See major update near the end of the post!
Isiah Factor Uncensored has learned the city of Houston is going after the families of at least four dead Houston firefighters.
This comes as a private attorney has been hired by the city to file liens against the families and or estates of Mathew Renaud, Robert Bebee, Anne Sullivan, Robert Garner, and Robert Yarborough.
Yarborough survived the 2013 Southwest Inn fire but also sustained serious injuries.
The liens filed on behalf of the city seeks on average $20,000 per family.
The hired attorney is also hoping to recoup $50,000 from the survivor – Robert Yarbrough.
The city is hoping to get that money from possible settlements and judgements from lawsuits the families have filed against several private companies they believe had a role in their loved ones deaths.
Why file these liens against the family of fallen firefighters?
We’re told the city of Houston wants to be reimbursed for medical and ambulance services they provided on the scene of the hotel fire before the firefighters died.
Attorney Ben Hall, who represents many of the fallen firefighters’ families, limited what he would say on the case but he confirmed the city has moved forward with the liens.
President of the Houston Professional Firefighters Association, Marty Lancton, describes the legal action by the city as disgusting.
You will hear more from Lancton on Isiah Factor tonight at 10:30 pm on Fox 26.
A spokesperson for Mayor Sylvester Turner’s office says they’re working on a statement.
The attorney who filed the lien on behalf of the city has not yet responded to our call for a comment. (Late Wednesday night that attorney sent me and text and said he would be willing to chat with me so stay tuned.)
The city of Houston issued this statement late Wednesday evening:
In response to questions about alleged liens against the estates of Houston firefighters:
“The City is not pursuing recovery on any lien from anyone in this case.”

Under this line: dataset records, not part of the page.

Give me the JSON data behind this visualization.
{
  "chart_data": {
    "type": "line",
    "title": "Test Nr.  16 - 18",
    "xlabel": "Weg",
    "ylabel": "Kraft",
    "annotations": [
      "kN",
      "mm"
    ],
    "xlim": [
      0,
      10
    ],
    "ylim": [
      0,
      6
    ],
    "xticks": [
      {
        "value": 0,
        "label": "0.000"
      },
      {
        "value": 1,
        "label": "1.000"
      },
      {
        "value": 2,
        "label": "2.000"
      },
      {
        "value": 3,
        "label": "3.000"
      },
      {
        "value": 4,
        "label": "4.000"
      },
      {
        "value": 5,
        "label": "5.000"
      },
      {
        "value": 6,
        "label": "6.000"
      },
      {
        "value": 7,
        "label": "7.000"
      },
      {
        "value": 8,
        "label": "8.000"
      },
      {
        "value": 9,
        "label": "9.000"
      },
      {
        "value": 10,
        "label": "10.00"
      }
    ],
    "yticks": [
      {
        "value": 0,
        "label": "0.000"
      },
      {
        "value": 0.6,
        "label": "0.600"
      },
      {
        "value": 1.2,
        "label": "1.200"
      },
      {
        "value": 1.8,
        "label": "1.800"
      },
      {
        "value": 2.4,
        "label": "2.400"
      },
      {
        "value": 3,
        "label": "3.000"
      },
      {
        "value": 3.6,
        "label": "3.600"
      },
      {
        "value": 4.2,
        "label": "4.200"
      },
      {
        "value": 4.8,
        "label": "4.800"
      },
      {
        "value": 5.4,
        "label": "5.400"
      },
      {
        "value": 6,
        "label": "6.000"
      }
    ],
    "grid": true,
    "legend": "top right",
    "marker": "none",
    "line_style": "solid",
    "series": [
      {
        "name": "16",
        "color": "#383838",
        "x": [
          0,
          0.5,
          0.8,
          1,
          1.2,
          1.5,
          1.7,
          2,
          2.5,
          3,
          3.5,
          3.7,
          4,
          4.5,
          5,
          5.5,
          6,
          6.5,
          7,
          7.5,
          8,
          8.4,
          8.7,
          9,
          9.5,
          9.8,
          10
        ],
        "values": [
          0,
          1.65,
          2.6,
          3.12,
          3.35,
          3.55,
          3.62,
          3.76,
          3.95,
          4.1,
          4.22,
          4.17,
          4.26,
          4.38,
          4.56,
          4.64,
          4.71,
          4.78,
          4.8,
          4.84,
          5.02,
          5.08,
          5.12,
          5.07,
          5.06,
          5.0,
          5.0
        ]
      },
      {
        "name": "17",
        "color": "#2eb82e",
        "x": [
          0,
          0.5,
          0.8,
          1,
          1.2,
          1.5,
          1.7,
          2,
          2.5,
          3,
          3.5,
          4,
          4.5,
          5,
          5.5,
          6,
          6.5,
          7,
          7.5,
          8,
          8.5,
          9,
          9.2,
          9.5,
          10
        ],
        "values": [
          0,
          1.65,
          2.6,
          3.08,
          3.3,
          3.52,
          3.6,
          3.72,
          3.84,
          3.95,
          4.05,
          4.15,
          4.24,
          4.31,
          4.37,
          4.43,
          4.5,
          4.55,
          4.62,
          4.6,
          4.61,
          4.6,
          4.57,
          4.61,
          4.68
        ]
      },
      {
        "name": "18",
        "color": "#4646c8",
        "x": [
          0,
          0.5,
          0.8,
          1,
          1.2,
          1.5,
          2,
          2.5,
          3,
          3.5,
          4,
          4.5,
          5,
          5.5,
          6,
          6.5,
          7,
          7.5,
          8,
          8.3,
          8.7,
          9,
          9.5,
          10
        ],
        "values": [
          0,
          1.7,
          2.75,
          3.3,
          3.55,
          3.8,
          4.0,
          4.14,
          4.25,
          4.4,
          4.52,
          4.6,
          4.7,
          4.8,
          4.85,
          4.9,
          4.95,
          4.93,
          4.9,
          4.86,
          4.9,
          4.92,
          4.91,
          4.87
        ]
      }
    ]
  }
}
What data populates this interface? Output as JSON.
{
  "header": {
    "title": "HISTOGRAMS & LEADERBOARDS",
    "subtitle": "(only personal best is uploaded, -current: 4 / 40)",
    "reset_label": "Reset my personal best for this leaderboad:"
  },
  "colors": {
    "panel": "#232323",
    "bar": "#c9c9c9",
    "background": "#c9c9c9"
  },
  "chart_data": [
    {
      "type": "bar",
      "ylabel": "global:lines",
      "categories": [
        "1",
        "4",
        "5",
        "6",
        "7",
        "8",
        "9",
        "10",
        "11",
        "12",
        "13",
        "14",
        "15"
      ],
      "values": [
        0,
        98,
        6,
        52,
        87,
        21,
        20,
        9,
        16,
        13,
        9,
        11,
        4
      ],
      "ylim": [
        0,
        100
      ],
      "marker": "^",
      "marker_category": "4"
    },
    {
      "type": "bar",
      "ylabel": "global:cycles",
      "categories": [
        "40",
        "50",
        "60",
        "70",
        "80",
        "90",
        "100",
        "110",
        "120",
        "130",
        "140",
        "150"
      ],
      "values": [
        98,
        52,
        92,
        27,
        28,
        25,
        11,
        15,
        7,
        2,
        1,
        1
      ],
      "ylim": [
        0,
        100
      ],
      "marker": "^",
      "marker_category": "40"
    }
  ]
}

Office of Houston Mayor Sylvester Turner
Meanwhile, Ben Hall the attorney representing the deceased firefighters families says if the city isn’t actually pursuing the liens then that’s ‘new’ and good news to him… Hall made it clear and has the documentation showing the proposed negotiations for reducing the liens. He also made it clear he was told by an attorney representing the city that under Texas labor code and case law that the families would have to pay significantly more for medical and ambulance services their loved ones received at the scene of the 2013 fire.